* The Nature Photography Contest for Kids is now open and ready to accept entries! Find out more here.
This post is the first in a series designed to help budding photographers take better pictures. I am personally not a trained nor experienced photographer but have received several tips from those who are – and so I’m passing them along.
Last week at church we saw this amazing sight:
The sun was setting over our newly paved parking lot, which was covered in a veritable sea of corns. My Big Helper was excited about the shadows created by the sun – but how to photograph them?
Perspective is your point of view. It’s the way that you see things. Using a camera to take a picture of something allows you to show people your perspective – to show them how you see it. Standing in the parking lot, at my full-but-short height, this is how I saw the whole scene.
It’s a pretty scene, but it doesn’t really focus on any one part of it. If you wanted to focus in on the sheer number of acorns, then …
you might move down lower. Cut out some of the background, like the houses and the sunset, and focus on the acorns. This might be more from the perspective of a cat. It’s about that height and lets you see more about the number of the acorns in the lot.
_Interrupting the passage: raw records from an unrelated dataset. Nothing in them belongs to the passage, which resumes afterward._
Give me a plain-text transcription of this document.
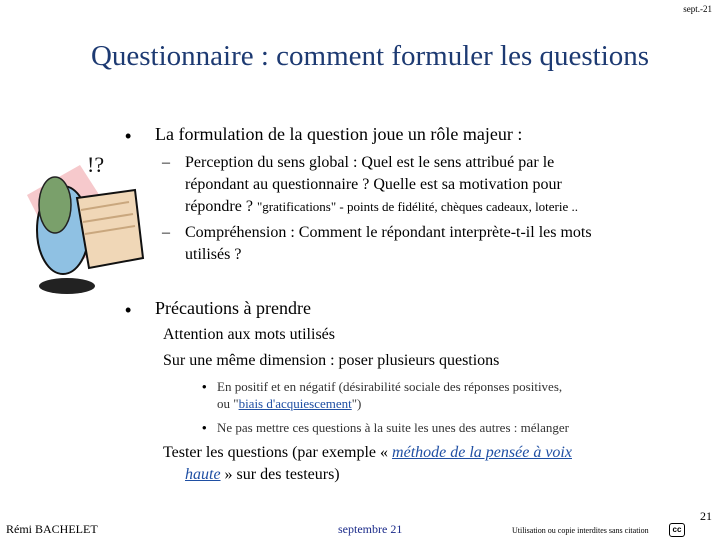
sept.-21
Questionnaire : comment formuler les questions
!?
• La formulation de la question joue un rôle majeur :
– Perception du sens global : Quel est le sens attribué par le
répondant au questionnaire ? Quelle est sa motivation pour
répondre ? "gratifications" - points de fidélité, chèques cadeaux, loterie ..
– Compréhension : Comment le répondant interprète-t-il les mots
utilisés ?
• Précautions à prendre
Attention aux mots utilisés
Sur une même dimension : poser plusieurs questions
• En positif et en négatif (désirabilité sociale des réponses positives,
ou "biais d'acquiescement")
• Ne pas mettre ces questions à la suite les unes des autres : mélanger
Tester les questions (par exemple « méthode de la pensée à voix
haute » sur des testeurs)
21
Rémi BACHELET	septembre 21	Utilisation ou copie interdites sans citation	cc
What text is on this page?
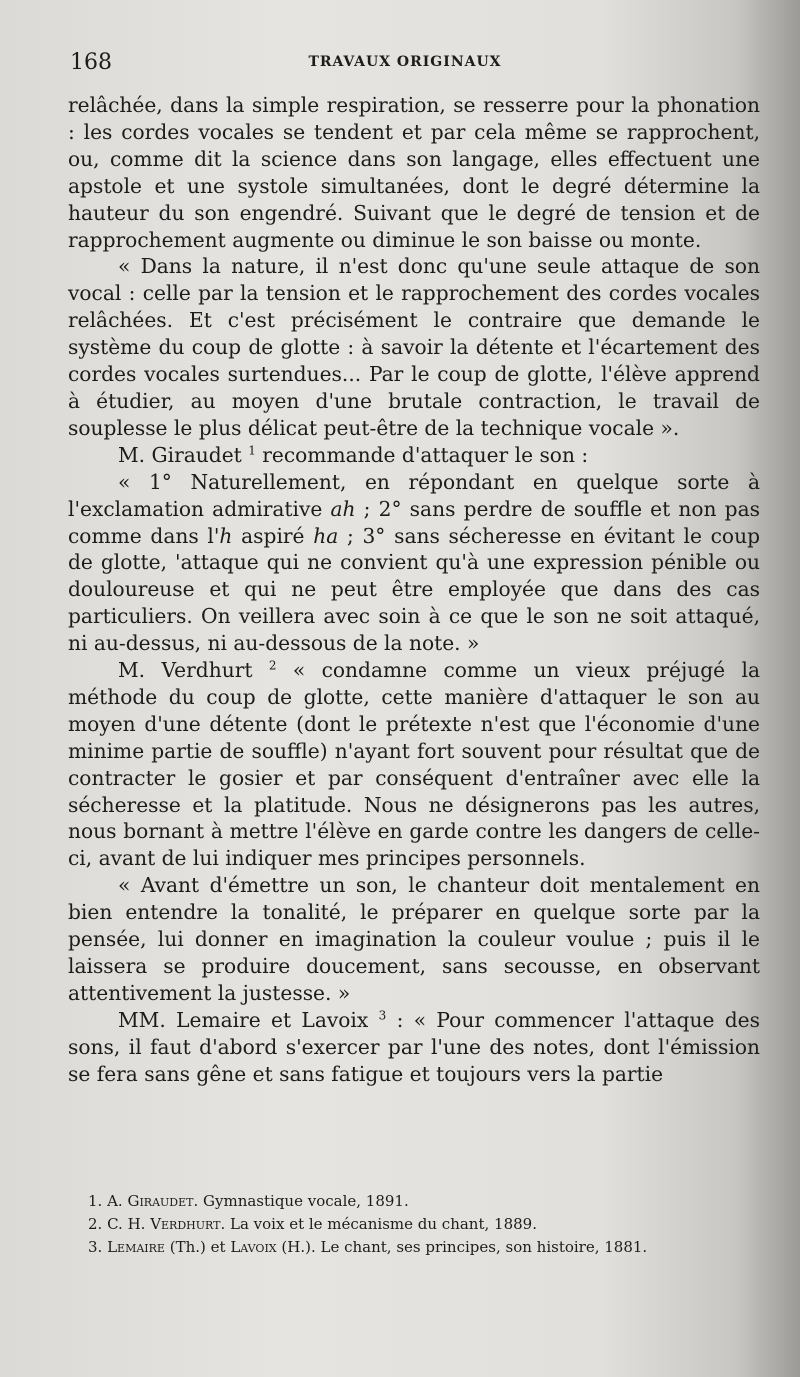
168	TRAVAUX ORIGINAUX

relâchée, dans la simple respiration, se resserre pour la phonation : les cordes vocales se tendent et par cela même se rapprochent, ou, comme dit la science dans son langage, elles effectuent une apstole et une systole simultanées, dont le degré détermine la hauteur du son engendré. Suivant que le degré de tension et de rapprochement augmente ou diminue le son baisse ou monte.

« Dans la nature, il n'est donc qu'une seule attaque de son vocal : celle par la tension et le rapprochement des cordes vocales relâchées. Et c'est précisément le contraire que demande le système du coup de glotte : à savoir la détente et l'écartement des cordes vocales surtendues... Par le coup de glotte, l'élève apprend à étudier, au moyen d'une brutale contraction, le travail de souplesse le plus délicat peut-être de la technique vocale ».

M. Giraudet $^1$ recommande d'attaquer le son :

« 1° Naturellement, en répondant en quelque sorte à l'exclamation admirative ah ; 2° sans perdre de souffle et non pas comme dans l'h aspiré ha ; 3° sans sécheresse en évitant le coup de glotte, 'attaque qui ne convient qu'à une expression pénible ou douloureuse et qui ne peut être employée que dans des cas particuliers. On veillera avec soin à ce que le son ne soit attaqué, ni au-dessus, ni au-dessous de la note. »

M. Verdhurt $^2$ « condamne comme un vieux préjugé la méthode du coup de glotte, cette manière d'attaquer le son au moyen d'une détente (dont le prétexte n'est que l'économie d'une minime partie de souffle) n'ayant fort souvent pour résultat que de contracter le gosier et par conséquent d'entraîner avec elle la sécheresse et la platitude. Nous ne désignerons pas les autres, nous bornant à mettre l'élève en garde contre les dangers de celle-ci, avant de lui indiquer mes principes personnels.

« Avant d'émettre un son, le chanteur doit mentalement en bien entendre la tonalité, le préparer en quelque sorte par la pensée, lui donner en imagination la couleur voulue ; puis il le laissera se produire doucement, sans secousse, en observant attentivement la justesse. »

MM. Lemaire et Lavoix $^3$ : « Pour commencer l'attaque des sons, il faut d'abord s'exercer par l'une des notes, dont l'émission se fera sans gêne et sans fatigue et toujours vers la partie

1. A. Giraudet. Gymnastique vocale, 1891.

2. C. H. Verdhurt. La voix et le mécanisme du chant, 1889.

3. Lemaire (Th.) et Lavoix (H.). Le chant, ses principes, son histoire, 1881.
What if I moved my camera even lower? What if I moved it almost directly above an acorn? This might be from the point of view, or perspective, of a butterfly. Butterflies might see the acorns looking like this.
But what if I wanted to show more than one acorn? What if I wanted to include the sunset but didn’t want to make it the focus?
This time I moved my camera so that it was nearly sitting on the pavement. I was sitting on the pavement, moving my camera around, trying to get a good angle. This would be more from the perspective of a really tall ant. You can see the acorns, lots and lots of acorns, and you get a bit of the sunset in one corner. I think that this is the most interesting picture.
When you go out to take pictures, think about perspective. Do you want to show the top of whatever you’re photographing? Is it more important to shoot from a tall angle or a shorter angle? How can you move your body to improve the angle – sitting down, laying down, standing on a chair (with permission)?
How can you use perspective to improve your photography?